Work is underway to repair two large “cave-like” holes under Larne Promenade, amid fears that the popular path could collapse.
Local people say that the two deep holes, which each measured around two metres wide, had been there for two weeks and that young children have been daring each other to enter the chasms.
On Friday August 5, Mid and East Antrim Borough Council erected fencing around the walkway above the holes.
However, the deep holes were still accessible via steps until steel mesh was bolted over the entrances by the council on Saturday August 6.
Repairs began on the path on Tuesday August 9, when a digger and council workmen moved in to start work at the site.
Last week, mum-of-two Carrie-Anne Hill told the Times that she had recently had to warn other children to stop entering the holes for fear of collapse.
“There were kids inside it and I told them to get out but they didn’t,” she revealed.
“It was very dangerous because of the collapse risk and I think that it was in a bad enough condition to collapse on top of them.
“This route is very popular with families and kids, and I would have thought there would be more action to repair this sooner, as it has been like that for two weeks.
Cathy Sittlington, who was walking along the promenade with her son and dog last Friday, added: “It’s not good to see the promenade in this state. I noticed holes in the side of it before, but they weren’t as big as that.
“I would be worried about the safety aspect, it seems that the stones underneath the promenade were being washed away.
“There’s no telling how far under the structure the holes stretch. I would have been afraid for the safety of kids or animals.”
A man, who said he had reported the situation to a local councillor, added: “I first noticed the holes two months ago and it has got worse. One hole opened up a fortnight ago and the other last week.
“I was really surprised that it had been there for so long and without being fixed by the council.
“I had been worried that the promenade could collapse underneath as the sea gets in and washes the stones away, placing the path in jeopardy.
“This could have been a real health and safety danger.”
Local people took to social media to voice their frustration that the promenade had deteriorated to such an extent.
One man commented: “Almost a kilometre of a promenade which has many visitors every day from sunrise to after sunset but seems to have been left to ruin.

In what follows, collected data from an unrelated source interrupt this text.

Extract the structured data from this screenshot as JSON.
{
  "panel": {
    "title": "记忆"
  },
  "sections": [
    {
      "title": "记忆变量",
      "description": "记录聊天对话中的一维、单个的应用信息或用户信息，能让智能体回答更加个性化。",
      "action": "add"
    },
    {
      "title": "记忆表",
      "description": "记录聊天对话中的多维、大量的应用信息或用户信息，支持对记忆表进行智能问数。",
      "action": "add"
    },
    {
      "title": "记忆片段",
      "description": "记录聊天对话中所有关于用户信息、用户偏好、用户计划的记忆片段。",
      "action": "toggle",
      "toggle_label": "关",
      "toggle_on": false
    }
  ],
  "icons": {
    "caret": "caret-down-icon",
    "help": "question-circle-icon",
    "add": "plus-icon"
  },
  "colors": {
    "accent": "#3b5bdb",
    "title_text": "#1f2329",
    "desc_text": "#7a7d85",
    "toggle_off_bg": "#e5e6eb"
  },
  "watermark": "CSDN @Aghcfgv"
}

“Adjoining with the Chaines and Town Park, it has the potential to be a beautiful place for families to go and spend time. If only half the money was spent on this area that has been used for fixing the Gobbins then I’d say it would have more visitors than the Gobbins.”
A council spokesperson told the Times that the damage was “part of ongoing erosion at the sea defence wall”.
“The top surface has only broken in the last few weeks over a 20m section,” he stated.
“A structural engineer has already examined the damage and has confirmed there is no immediate danger to the promenade.
“We have appointed a consultant engineer to look at both the very urgent and the long-term works regarding the promenade.
“Cost to be ascertained, both for urgent and longer term works.”
The spokesperson revealed that repair work had “progressed very well” on Tuesday and that the holes which were exposed were to have been “fully filled in” before the contractor left on Tuesday night.
“The pathway remains open, with a passage clear for pedestrians,” he continued.
“That will continue to be the case as the work progresses.
“The safety barrier (heavy wire) secured across the holes on the sea side of the damage at the weekend has been removed to facilitate the work, and not replaced, as that is no longer necessary.
“The area will be condoned off with appropriate barriers on the land side to ensure public safety overnight, and will be the case until completed.
“Concreting is to take place in the next two days and weather–permitting, the pathway will be fully restored by Friday,” he concluded.